Important Points
1. Adaptive Density Control Revisited
In 3D-GS, Gaussian primitives initialized randomly must move through space to arrive at their final location. During this process, two issues lead to local minima: gradients vanish if the distance to the optimal location exceeds more than a few standard deviations (the paper dubs this as “local support”), and Gaussians require a path where the loss is monotonically decreasing to its final location. Prior 3D-GS required “Adaptive Density Control” to address this problem.
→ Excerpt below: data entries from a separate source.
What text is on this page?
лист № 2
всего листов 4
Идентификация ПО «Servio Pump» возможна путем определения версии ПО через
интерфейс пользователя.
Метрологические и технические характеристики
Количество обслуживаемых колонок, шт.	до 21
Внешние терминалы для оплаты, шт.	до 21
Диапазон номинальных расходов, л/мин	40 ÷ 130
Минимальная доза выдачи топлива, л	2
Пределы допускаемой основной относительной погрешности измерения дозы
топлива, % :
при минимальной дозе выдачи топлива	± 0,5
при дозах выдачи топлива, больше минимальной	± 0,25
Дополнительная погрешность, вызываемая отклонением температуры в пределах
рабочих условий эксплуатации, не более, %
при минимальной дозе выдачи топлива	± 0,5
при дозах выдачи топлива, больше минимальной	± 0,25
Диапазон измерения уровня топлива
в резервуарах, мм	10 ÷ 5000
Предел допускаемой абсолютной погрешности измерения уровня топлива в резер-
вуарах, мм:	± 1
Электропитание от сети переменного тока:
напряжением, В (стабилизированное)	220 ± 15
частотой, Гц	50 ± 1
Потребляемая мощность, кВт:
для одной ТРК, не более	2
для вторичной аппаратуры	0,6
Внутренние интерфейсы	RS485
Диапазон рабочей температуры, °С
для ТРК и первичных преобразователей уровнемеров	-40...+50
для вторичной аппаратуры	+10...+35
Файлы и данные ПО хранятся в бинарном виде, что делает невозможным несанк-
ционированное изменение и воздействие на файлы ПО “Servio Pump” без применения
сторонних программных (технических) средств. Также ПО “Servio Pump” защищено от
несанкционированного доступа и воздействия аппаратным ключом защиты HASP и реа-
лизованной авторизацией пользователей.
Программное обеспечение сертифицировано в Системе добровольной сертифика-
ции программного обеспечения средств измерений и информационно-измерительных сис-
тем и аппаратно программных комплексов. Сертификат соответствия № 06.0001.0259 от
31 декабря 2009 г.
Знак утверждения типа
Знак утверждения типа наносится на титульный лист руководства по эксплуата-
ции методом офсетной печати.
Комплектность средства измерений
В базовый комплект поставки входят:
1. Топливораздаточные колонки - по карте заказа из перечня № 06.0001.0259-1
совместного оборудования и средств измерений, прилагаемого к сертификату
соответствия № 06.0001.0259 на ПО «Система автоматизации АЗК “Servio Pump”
pixelSplat revisits Adaptive Density Control via a differentiable reparameterization trick. It roughly goes like this:
-
For each pixel, the network outputs logits which are softmaxed into a discrete distribution
\[\phi = [\phi_1, \phi_2, \dots, \phi_Z], \quad \phi_z = P(z)\]over $Z$ predefined depth-bins.
-
Sample
\[z \sim \mathrm{Categorical}(\phi)\,,\]to choose a bin index. Then, calculate the depth:
\[d = b_z + \delta_z\](where $b_z$ is the bin center and $\delta_z$ a learned offset), and unproject along the camera ray:
\[\mu = o + d \, d_u\]with camera origin $o$ and ray direction $d_u$.
-
Instead of a hard spawn/prune, set the Gaussian’s opacity to
\[\alpha = \phi_z\,.\]During backpropagation, by the chain rule:
\[\frac{\partial L}{\partial \phi_z} = \frac{\partial L}{\partial \alpha} \frac{\partial \alpha}{\partial \phi_z} = \frac{\partial L}{\partial \alpha}\,,\]effectively “reparameterizing” the sampling step and allowing gradients to update $\phi$ directly.
By restructuring Adaptive Density Control into a probabilistic sampling approach combined with the reparameterization trick, PixelSplat generates Gaussians where the loss indicates that more density is needed, and prunes in low-error regions while remaining differentiable.
2. Scale Ambiguity Problem
Most existing datasets for 3D reconstruction provide poses that are computed using structure from-motion (SfM) software. Because SfM reconstructs each scene only up to scale, different scenes are scaled by individual, arbitrary scale factors. Intuitively, this can be thought of you only ever recovering relative distances; there is no fixed correspondence between units in the 3D reconstruction and units of the real world.
The implication is that a neural network making predictions about the geometry of a scene from a single image cannot predict the depth that matches the poses reconstructed by structure-from-motion. pixelSplat uses a two-view encoder in attempt to resolve scale ambiguity by performing depth estimations.
Concluding Thoughts
This paper is on the older side but is definitely influential in setting an example of how future works can use probabilistic models in 3D-GS. Since its publishment, a steady flow of follow-up papers has built on and refined its ideas.